On bombarde des marchés pleins de monde ? Les bombes sont irakiennes.
On tue des civils ? Ce sont des boucliers humains manipulés par le
dictateur. Des villes sont assiégées, privées d’eau et de nourriture ?
L’invasion est une mission humanitaire. Certaines villes ont résisté
plus que prévu ? A la télévision, les redditions sont quotidiennes.

Les envahisseurs sont des héros. Les envahis qui leur font face sont
des instruments de la tyrannie : on les accuse de se défendre. La
majorité des Américains est convaincue que c’est Saddam Hussein qui a
rasé les tours de New York. Elle croit aussi que son président fait ce
qu’il fait poussé par l’inspiration divine, pour le bien de
l’humanité. Les médias de masse vendent des certitudes, et les
certitudes se passent de preuves.
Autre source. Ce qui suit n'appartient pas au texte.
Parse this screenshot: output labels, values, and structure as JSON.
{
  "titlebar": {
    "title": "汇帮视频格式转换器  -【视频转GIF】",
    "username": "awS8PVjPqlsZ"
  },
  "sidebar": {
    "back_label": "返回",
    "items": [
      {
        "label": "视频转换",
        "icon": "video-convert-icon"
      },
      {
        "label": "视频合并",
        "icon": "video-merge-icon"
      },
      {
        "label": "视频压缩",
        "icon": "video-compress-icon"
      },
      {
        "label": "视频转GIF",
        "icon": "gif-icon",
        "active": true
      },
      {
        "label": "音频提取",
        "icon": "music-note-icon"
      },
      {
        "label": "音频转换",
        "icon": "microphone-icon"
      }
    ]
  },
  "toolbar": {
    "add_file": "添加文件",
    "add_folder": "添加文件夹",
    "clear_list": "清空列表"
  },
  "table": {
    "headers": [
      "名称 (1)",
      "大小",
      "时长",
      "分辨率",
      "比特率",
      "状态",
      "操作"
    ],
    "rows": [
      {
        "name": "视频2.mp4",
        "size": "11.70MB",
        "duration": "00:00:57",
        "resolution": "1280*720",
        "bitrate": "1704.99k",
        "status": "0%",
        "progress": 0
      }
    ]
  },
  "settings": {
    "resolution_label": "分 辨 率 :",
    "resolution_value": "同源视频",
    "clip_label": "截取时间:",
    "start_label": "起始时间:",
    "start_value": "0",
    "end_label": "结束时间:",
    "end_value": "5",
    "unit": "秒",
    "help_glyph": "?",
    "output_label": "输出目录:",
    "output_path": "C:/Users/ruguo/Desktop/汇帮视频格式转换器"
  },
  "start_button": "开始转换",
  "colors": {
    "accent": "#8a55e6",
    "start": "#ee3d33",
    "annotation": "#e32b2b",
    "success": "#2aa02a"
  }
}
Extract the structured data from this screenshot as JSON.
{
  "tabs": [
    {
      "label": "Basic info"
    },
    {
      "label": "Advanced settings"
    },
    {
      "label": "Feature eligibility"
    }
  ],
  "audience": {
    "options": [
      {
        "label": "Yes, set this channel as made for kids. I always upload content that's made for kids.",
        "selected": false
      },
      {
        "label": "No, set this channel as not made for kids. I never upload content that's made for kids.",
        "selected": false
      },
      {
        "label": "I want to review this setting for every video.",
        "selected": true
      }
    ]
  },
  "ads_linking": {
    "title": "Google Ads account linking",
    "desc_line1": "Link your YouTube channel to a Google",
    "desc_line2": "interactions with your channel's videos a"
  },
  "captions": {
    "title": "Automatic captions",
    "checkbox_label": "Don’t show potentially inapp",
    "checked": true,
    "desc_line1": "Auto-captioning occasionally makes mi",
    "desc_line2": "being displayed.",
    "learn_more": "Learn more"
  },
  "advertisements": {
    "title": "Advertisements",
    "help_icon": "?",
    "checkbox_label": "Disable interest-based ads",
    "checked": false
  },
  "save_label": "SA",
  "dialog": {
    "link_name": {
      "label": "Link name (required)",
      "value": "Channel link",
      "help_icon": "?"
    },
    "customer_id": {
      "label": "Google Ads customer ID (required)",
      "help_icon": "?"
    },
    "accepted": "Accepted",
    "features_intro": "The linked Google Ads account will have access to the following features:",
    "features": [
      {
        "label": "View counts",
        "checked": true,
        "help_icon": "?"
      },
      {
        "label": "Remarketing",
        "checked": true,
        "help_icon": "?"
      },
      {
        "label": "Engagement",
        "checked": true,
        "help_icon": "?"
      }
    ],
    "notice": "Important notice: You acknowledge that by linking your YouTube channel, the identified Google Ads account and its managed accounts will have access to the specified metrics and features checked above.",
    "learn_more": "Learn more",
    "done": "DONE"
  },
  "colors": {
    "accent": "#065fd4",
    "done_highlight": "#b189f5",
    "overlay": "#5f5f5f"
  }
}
Mais le monde en a assez qu’on lui
fasse avaler, chaque jour, les couleuvres de ce menu.

Le pays occupé à bombarder les autres pays et qui, depuis des
décennies, ne cesse d’infliger à la planète un nombre incalculable de
11 septembre, a proclamé la troisième guerre mondiale éternelle.

Le président qui, grâce à papa, n’est pas allé au Vietnam et qui ne
connaît que les guerres d’Hollywood, fait tuer et fait mourir. Pas en
notre nom, crient les familles des victimes des tours.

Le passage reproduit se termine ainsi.